Archive pour mars 2014

D’une Préface « maladroite »…

M. Nsame Mbongo a écrit dans sa Contre-histoire de la philosophie que la « Préface » d’Identité et transcendance « commise » par M. Ndzomo-Molé était « maladroite » et que ce malheureux « préfacier immature » n’avait pas la carrure nécessaire pour parler de « l’insignifiance de l’opposition entre matérialisme et idéalisme en philosophie »[1]. Notre but n’est pas ici de raviver la querelle commencée en 2006 avec un article de M. Nsame Mbongo dans Philosophes du Cameroun, mais il ne serait pas anodin de s’interroger sur la valeur de cette « Préface ». L’idée même de rédiger une Préface à ce livre était-t-elle vraiment nécessaire ?
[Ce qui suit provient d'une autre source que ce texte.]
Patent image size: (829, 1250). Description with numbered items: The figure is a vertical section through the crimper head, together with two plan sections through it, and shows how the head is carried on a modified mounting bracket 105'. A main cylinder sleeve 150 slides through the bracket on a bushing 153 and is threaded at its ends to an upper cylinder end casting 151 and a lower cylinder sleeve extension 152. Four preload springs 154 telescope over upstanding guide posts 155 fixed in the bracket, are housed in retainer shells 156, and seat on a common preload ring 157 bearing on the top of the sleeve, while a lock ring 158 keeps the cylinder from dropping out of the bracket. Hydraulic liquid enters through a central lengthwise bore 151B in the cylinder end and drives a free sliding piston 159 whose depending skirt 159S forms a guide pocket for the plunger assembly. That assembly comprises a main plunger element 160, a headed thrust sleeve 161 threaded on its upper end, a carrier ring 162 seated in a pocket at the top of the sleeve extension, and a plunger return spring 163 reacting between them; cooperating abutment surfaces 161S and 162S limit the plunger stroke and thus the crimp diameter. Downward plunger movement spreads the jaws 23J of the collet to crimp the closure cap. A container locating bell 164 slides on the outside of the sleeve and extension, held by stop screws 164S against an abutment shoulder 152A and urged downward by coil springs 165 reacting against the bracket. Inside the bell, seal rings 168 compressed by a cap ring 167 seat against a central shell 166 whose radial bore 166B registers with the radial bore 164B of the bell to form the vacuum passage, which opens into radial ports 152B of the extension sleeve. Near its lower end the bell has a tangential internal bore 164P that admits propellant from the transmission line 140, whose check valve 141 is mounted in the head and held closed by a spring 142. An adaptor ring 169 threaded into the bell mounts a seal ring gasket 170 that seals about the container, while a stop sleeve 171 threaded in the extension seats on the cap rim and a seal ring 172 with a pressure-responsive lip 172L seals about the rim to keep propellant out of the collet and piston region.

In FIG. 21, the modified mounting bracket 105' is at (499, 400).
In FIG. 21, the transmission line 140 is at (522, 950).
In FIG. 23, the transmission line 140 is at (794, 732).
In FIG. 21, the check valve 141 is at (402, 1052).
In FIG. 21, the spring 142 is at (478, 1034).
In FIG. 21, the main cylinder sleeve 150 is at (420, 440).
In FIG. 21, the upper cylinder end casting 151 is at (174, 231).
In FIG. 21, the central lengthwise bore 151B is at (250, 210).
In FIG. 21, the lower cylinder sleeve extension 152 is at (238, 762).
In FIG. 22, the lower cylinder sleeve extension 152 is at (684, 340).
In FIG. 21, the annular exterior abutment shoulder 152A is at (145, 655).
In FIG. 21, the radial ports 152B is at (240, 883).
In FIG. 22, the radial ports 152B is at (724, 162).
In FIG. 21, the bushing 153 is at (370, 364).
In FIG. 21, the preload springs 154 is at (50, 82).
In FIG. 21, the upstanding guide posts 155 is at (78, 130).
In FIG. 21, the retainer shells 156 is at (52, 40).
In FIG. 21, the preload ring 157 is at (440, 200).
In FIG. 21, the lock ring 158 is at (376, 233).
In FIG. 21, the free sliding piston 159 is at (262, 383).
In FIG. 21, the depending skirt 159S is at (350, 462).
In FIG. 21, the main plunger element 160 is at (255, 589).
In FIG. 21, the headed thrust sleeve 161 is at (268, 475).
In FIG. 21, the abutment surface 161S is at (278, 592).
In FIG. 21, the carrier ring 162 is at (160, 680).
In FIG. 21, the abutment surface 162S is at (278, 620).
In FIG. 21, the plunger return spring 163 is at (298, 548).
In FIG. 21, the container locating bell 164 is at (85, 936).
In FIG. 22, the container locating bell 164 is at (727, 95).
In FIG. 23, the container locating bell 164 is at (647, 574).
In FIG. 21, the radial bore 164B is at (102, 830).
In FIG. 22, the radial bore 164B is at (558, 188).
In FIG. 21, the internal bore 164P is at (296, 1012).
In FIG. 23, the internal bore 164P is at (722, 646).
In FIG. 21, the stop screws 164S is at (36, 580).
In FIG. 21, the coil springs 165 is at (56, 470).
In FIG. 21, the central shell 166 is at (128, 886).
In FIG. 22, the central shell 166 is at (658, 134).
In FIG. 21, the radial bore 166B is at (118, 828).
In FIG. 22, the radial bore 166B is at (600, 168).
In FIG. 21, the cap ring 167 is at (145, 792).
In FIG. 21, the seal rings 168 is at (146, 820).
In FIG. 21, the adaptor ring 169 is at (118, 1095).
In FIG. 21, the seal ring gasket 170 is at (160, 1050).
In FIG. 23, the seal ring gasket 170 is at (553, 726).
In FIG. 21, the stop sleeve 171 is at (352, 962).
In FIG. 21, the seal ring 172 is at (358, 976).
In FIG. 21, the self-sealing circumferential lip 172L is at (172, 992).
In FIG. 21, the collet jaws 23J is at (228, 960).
Ce qui frappe une fois qu’on a Identité et transcendance entre les mains, outre le nom de M. Towa, c’est la petite inscription en dessous du titre qui domine la première de couverture : « Préface de Joseph Ndzomo-Molé ». La première question que nous nous sommes posé était celle de l’utilité de cette préface. Pourquoi en effet rédiger une Préface ? Le livre ne se suffisait-t-il pas à lui-même ? M. Towa n’est pas un habitué des préfaces. Sur ce point au moins tout le monde sera d’accord pour reconnaître qu’il n’est pas hégélien. Nous avons alors supposé que la Préface de l’éditeur devait remplir certaines exigences : expliquer le retard de publication du livre par exemple et expliquer la nécessité de le publier ou au moins l’occasion ou les occasions qui ont poussé à le faire sortir des tiroirs du maître ; faire le point par rapport aux idées défendues par l’auteur dans son texte ; reconstruire le(s) lien(s) entre Identité et transcendance et les œuvres plus connues de M. Towa ; établir la logique du discours ; clarifier les notions ; etc. Peu de ces exigences sont remplies par le préfacier-éditeur.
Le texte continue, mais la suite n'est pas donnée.